Destaca el doctor en Historia Agustín Ramón Rodríguez González, autor de 37 libros de Historia Naval, en su última investigación «El león contra la jauría: batallas y campañas navales españolas (1621-1640)» (Salamina series) que la falta de puertos adecuados para servir como bases de una fuerza en el Flandes español fue una de las mayores debilidades del imperio y «resultó decisiva en 1588». Una de los puntos flancos del plan de Felipe II en su Gran Armada fue, precisamente, que la falta de puertos impidió a la flota de Medina-Sidonia contactar con las tropas de Alejandro Farnesio.
A principios del siglo XVII, el problema persistía y complicaba cualquier intento por arañar terreno a las provincias norteñas. Sin embargo, en esas fechas se descubrió un canal que unía los puertos de Dunquerque y Mardick. Los ingenieros españoles trabajaron para mejorar este canal y fortificarlo, de modo que cualquier fuerza enemiga que intentara bloquearla debía arriesgarse a las corrientes, mareas y bancos de arena de la zona. Aquello fue un punto de partida para un proyecto todavía más ambicioso: la creación de un barco español adecuado para esas aguas.
La mezcla perfecta entre galera y galeón
En la senda del barco híbrido que persiguió durante toda su vida Don Álvaro de Bazán, tal vez el marino más elevado de la historia de España, se ideó un buque ligero de combate que aunara la potencia artillera de las naos y la ligereza de las galeras. Este invento español recibió el nombre de fragata y debió superar, en primera instancia, ciertos obstáculos técnicos. Al confluir cañones en los costados, como los galeones, y remos más abajo, al estilo de las galeras, se necesitó un diseño que no afectara a la estabilidad del buque con pesos altos.
La posibilidad de impulsarse por sorpresa con los remos, sin esperar a los designios del viento, daba una renovada ventaja a los españoles frente a los ágiles barcos enemigos de aquellas aguas.
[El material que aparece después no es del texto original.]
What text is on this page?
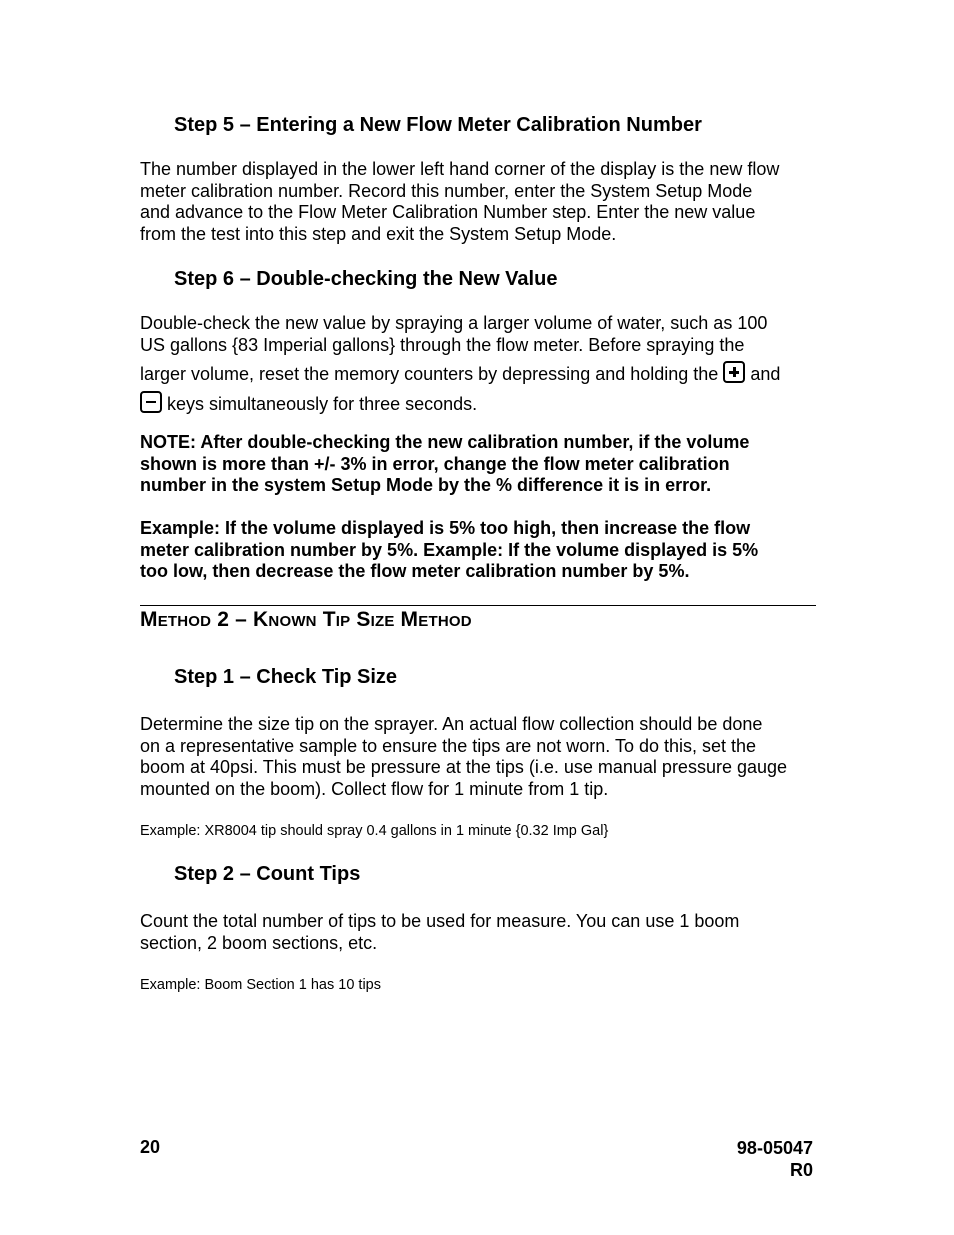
Step 5 – Entering a New Flow Meter Calibration Number

The number displayed in the lower left hand corner of the display is the new flow
meter calibration number. Record this number, enter the System Setup Mode
and advance to the Flow Meter Calibration Number step. Enter the new value
from the test into this step and exit the System Setup Mode.

Step 6 – Double-checking the New Value

Double-check the new value by spraying a larger volume of water, such as 100
US gallons {83 Imperial gallons} through the flow meter. Before spraying the
larger volume, reset the memory counters by depressing and holding the and
keys simultaneously for three seconds.

NOTE: After double-checking the new calibration number, if the volume
shown is more than +/- 3% in error, change the flow meter calibration
number in the system Setup Mode by the % difference it is in error.

Example: If the volume displayed is 5% too high, then increase the flow
meter calibration number by 5%. Example: If the volume displayed is 5%
too low, then decrease the flow meter calibration number by 5%.

Method 2 – Known Tip Size Method
Step 1 – Check Tip Size

Determine the size tip on the sprayer. An actual flow collection should be done
on a representative sample to ensure the tips are not worn. To do this, set the
boom at 40psi. This must be pressure at the tips (i.e. use manual pressure gauge
mounted on the boom). Collect flow for 1 minute from 1 tip.

Example: XR8004 tip should spray 0.4 gallons in 1 minute {0.32 Imp Gal}

Step 2 – Count Tips

Count the total number of tips to be used for measure. You can use 1 boom
section, 2 boom sections, etc.

Example: Boom Section 1 has 10 tips

20	98-05047
R0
Relata Rodríguez González en el mencionado libro, que la introducción de otros barcos ligeros en estas aguas, tales como galeras, galeoncetes y filibotes, avanzaron la invención de este híbrido gracias a la avanzada construcción naval flamenca.
Sin ir más lejos, Federico Spínola, hermano del célebre conquistador de Breda, empleó galeras en las aguas de Flandes para demostrar lo efectivo de tener una propulsión auxiliar. No en vano, las limitaciones de estos barcos de remo reclamaron un diseño intermedio. Uniendo esta tradición Mediterránea con otras propias de los mares del norte, nació a principios del siglo XVII la verdadera fragata, armado con entre doce y veinte caños y un tamaño ligero.
El tamaño de las fragatas aumentó en poco tiempo. Su diseño fue adaptado también para que auténticos galeones usaran unos remos auxiliares para maniobrar entre los bancos de arena y recovecos del Canal de la Mancha y el Mar del Norte. Con dotación flamenca y guarnición española, la Armada de Flandes se concibió como una fuerza corsaria para deteriorar la economía del enemigo, al estilo de lo que los Mendigos del Mar hacían desde hace décadas, no para disputar batallas decisivas. La Corona financiaba esta escuadra, vertebrada por las fragatas, si bien combatían en ocasiones con corsarios independientes.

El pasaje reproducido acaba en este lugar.